The Club pointed out that it understood that the nature of its members’ business necessarily demanded that decisions be made quickly. “In due course we envisage that it may be necessary (depending on the merits in each case) to determine in arbitration/Court whether these decisions were lawful or unlawful”.

If Charterers’ orders to transit the Red Sea / Gulf of Aden / Suez Canal are found to be lawful, and Owners’ refusal to follow those orders found to be unlawful, the consequences for Owners including substantial claims in damages for losses suffered, could be significant. The Club said therefore that it was imperative that members – both Owners and Charterers – give full consideration to each key issue as it arises, in so far as time and information available allows, before reaching a final decision. NorthStandard’s FD&D lawyers were available to assist with this process.

Mutual Owners Entries

Mutual P&I cover is subject to Rule 24 (North) and Rule 4.3 (Standard) whose provisions, broadly speaking, exclude from cover liabilities, costs or expenses arising from a war. NorthStandard said that it would consider in any particular incident whether a loss fell within the exclusion but, where it did apply, cover for the loss may alternatively be found in a separate Owner’s war risks policy.
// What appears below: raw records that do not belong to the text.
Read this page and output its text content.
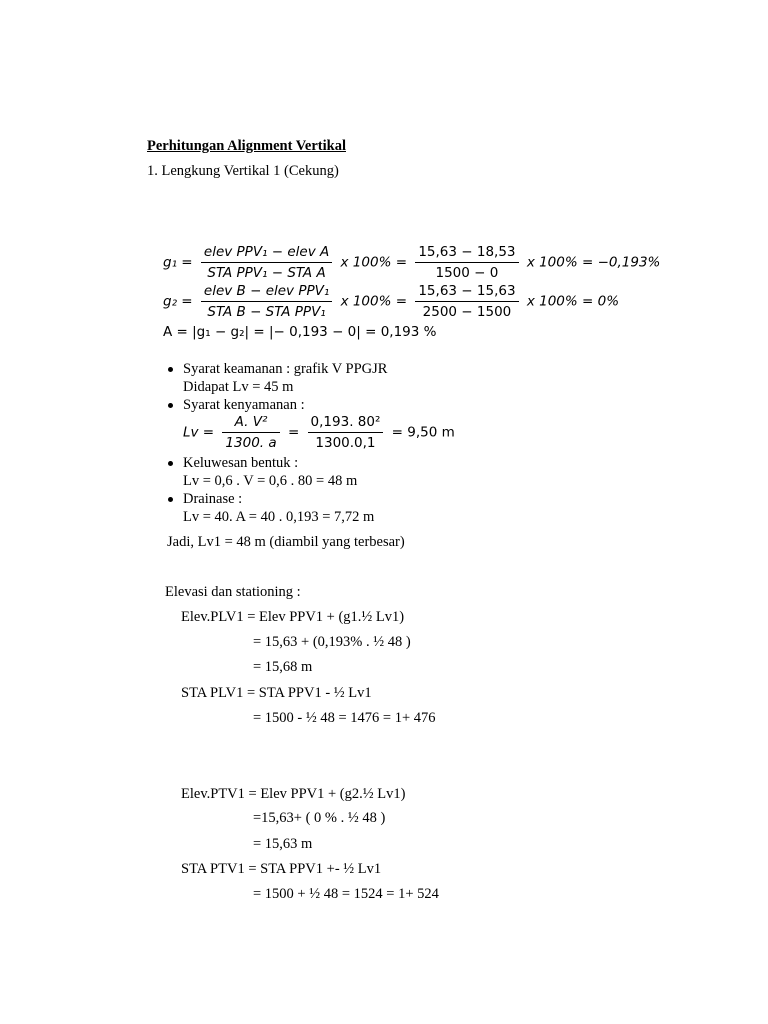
Perhitungan Alignment Vertikal
1. Lengkung Vertikal 1 (Cekung)
$g_1 = \frac{\text{elev PPV₁ − elev A}}{\text{STA PPV₁ − STA A}}$ x $100\% = \frac{15,63 - 18,53}{1500 - 0}$ x 100% = −0,193%
$g_2 = \frac{\text{elev B − elev PPV₁}}{\text{STA B − STA PPV₁}}$ x $100\% = \frac{15,63 - 15,63}{2500 - 1500}$ x 100% = 0%
A = |g₁ − g₂| = |− 0,193 − 0| = 0,193 %
Syarat keamanan : grafik V PPGJR
Didapat Lv = 45 m
Syarat kenyamanan :
$Lv = \frac{\text{A. V²}}{1300. a} = \frac{\text{0,193. 80²}}{1300.0,1} = 9,50$ m
Keluwesan bentuk :
Lv = 0,6 . V = 0,6 . 80 = 48 m
Drainase :
Lv = 40. A = 40 . 0,193 = 7,72 m
Jadi, Lv1 = 48 m (diambil yang terbesar)
Elevasi dan stationing :
Elev.PLV1 = Elev PPV1 + (g1.½ Lv1)
= 15,63 + (0,193% . ½ 48 )
= 15,68 m
STA PLV1 = STA PPV1 - ½ Lv1
= 1500 - ½ 48 = 1476 = 1+ 476
Elev.PTV1 = Elev PPV1 + (g2.½ Lv1)
=15,63+ ( 0 % . ½ 48 )
= 15,63 m
STA PTV1 = STA PPV1 +- ½ Lv1
= 1500 + ½ 48 = 1524 = 1+ 524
Mutual P&I cover provides an excess layer of cover to a limit of $500m beyond the amounts recoverable under the greater of either the Entered Ship’s hull and/or war risks policies and any P&I inclusion clauses attached thereto, or the proper value of the ship.

The proper value is an amount reasonably close to the equivalent of the free uncommitted market value of the Entered Ship and for the purposes of Club Rules the proper value shall be deemed not to exceed $500m. NorthStandard may provide the primary war risks cover through an entry in Class 3 (North) or War Risks Class (Standard), or it may have been placed by the owner with another underwriter(s).
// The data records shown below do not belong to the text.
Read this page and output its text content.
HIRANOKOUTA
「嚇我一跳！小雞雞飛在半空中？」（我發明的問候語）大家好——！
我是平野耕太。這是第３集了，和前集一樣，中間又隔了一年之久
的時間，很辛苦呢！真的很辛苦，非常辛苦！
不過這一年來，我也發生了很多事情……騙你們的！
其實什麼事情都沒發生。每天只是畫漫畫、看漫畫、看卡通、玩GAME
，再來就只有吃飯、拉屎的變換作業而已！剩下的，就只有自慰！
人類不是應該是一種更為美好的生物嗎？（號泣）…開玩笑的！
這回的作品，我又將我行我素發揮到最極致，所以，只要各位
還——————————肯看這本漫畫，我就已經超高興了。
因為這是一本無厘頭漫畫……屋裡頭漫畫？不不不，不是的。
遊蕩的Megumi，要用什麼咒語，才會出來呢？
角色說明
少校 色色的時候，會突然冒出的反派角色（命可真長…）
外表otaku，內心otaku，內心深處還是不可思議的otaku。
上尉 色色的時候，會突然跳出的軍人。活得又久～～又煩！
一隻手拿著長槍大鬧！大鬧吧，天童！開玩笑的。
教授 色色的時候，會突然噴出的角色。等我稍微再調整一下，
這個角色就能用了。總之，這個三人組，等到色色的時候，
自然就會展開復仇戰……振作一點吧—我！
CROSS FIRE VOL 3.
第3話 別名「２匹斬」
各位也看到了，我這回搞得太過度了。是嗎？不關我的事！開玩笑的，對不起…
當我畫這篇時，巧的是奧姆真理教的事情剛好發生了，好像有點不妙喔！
If, for example, a vessel were struck by a missile due to the conflict between Israel, Hamas and, more recently, the Iran-backed Yemeni Houthi’s, and crew on board were killed (or indeed any other P&I liability were incurred), then any legal liability incurred by the Owner in relation to the crew would fall first to war risks cover and not mutual P&I cover.
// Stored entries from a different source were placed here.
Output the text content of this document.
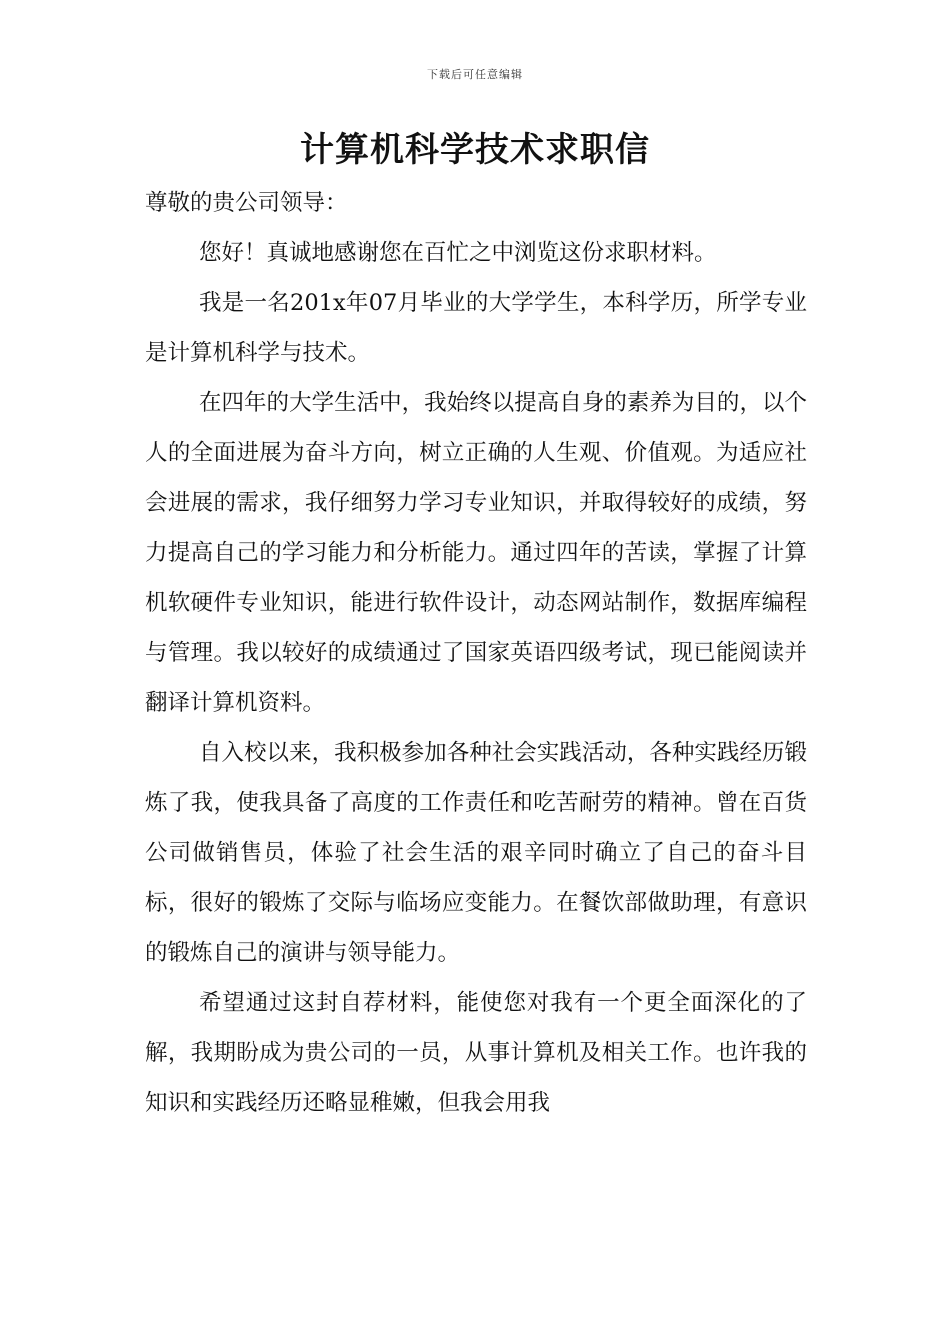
下载后可任意编辑
计算机科学技术求职信

尊敬的贵公司领导：

您好！真诚地感谢您在百忙之中浏览这份求职材料。

我是一名201x年07月毕业的大学学生，本科学历，所学专业是计算机科学与技术。

在四年的大学生活中，我始终以提高自身的素养为目的，以个人的全面进展为奋斗方向，树立正确的人生观、价值观。为适应社会进展的需求，我仔细努力学习专业知识，并取得较好的成绩，努力提高自己的学习能力和分析能力。通过四年的苦读，掌握了计算机软硬件专业知识，能进行软件设计，动态网站制作，数据库编程与管理。我以较好的成绩通过了国家英语四级考试，现已能阅读并翻译计算机资料。

自入校以来，我积极参加各种社会实践活动，各种实践经历锻炼了我，使我具备了高度的工作责任和吃苦耐劳的精神。曾在百货公司做销售员，体验了社会生活的艰辛同时确立了自己的奋斗目标，很好的锻炼了交际与临场应变能力。在餐饮部做助理，有意识的锻炼自己的演讲与领导能力。

希望通过这封自荐材料，能使您对我有一个更全面深化的了解，我期盼成为贵公司的一员，从事计算机及相关工作。也许我的知识和实践经历还略显稚嫩，但我会用我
Members with Class 3 or War Risks Class entries should speak to NorthStandard or their other war risk underwriters before trying to enter or leave any defined additional premium area.

Charterers entries

A charterers entry may contain a War Inclusion Clause (North), a P&I war risks clause (Standard) and/or a War risks clause for additional covers (Standard), which variously cover Members on a primary basis for liabilities, costs and expenses otherwise excluded by Rule 24(1) (North) or Rule 4.3 (Standard) but on additional terms set out in the Certificate of Entry, including the policy limits and deductibles.

These clauses will have the effect of covering a charterer for P&I and, depending on the terms of entry, Damage to Hull (DTH) risks caused by war perils. In addition to setting out exclusions, the additional terms under these clauses would define the circumstances in which cover might be terminated automatically or upon notice. At present, this notice period is 72 hours, albeit all war risks cover is automatically terminated on the basis of ‘Five Powers’ outbreak of war.

Owners’ Fixed premium

Dependent upon Members’ terms and conditions of entry – Coastal & Inland Rules (Standard) or Owners’ Fixed Premium (OFP) Terms and Conditions (North) – cover will usually attach on a “P&I excess” basis (in the same manner as for mutual cover), covering P&I war risks above the policy limits of the insured’s war risks cover or the proper value of the insured ship (whichever is the greater).

Part IV of the OFP T&Cs contain the provision for the Club to provide P&I war risks cover on a ground-up basis if agreed between the Club and the Insured.

It should be noted that for fixed-premium entries cover will be subject to a policy limit or sub-limit under the Certificate of Insurance arising out of one event, accident or occurrence.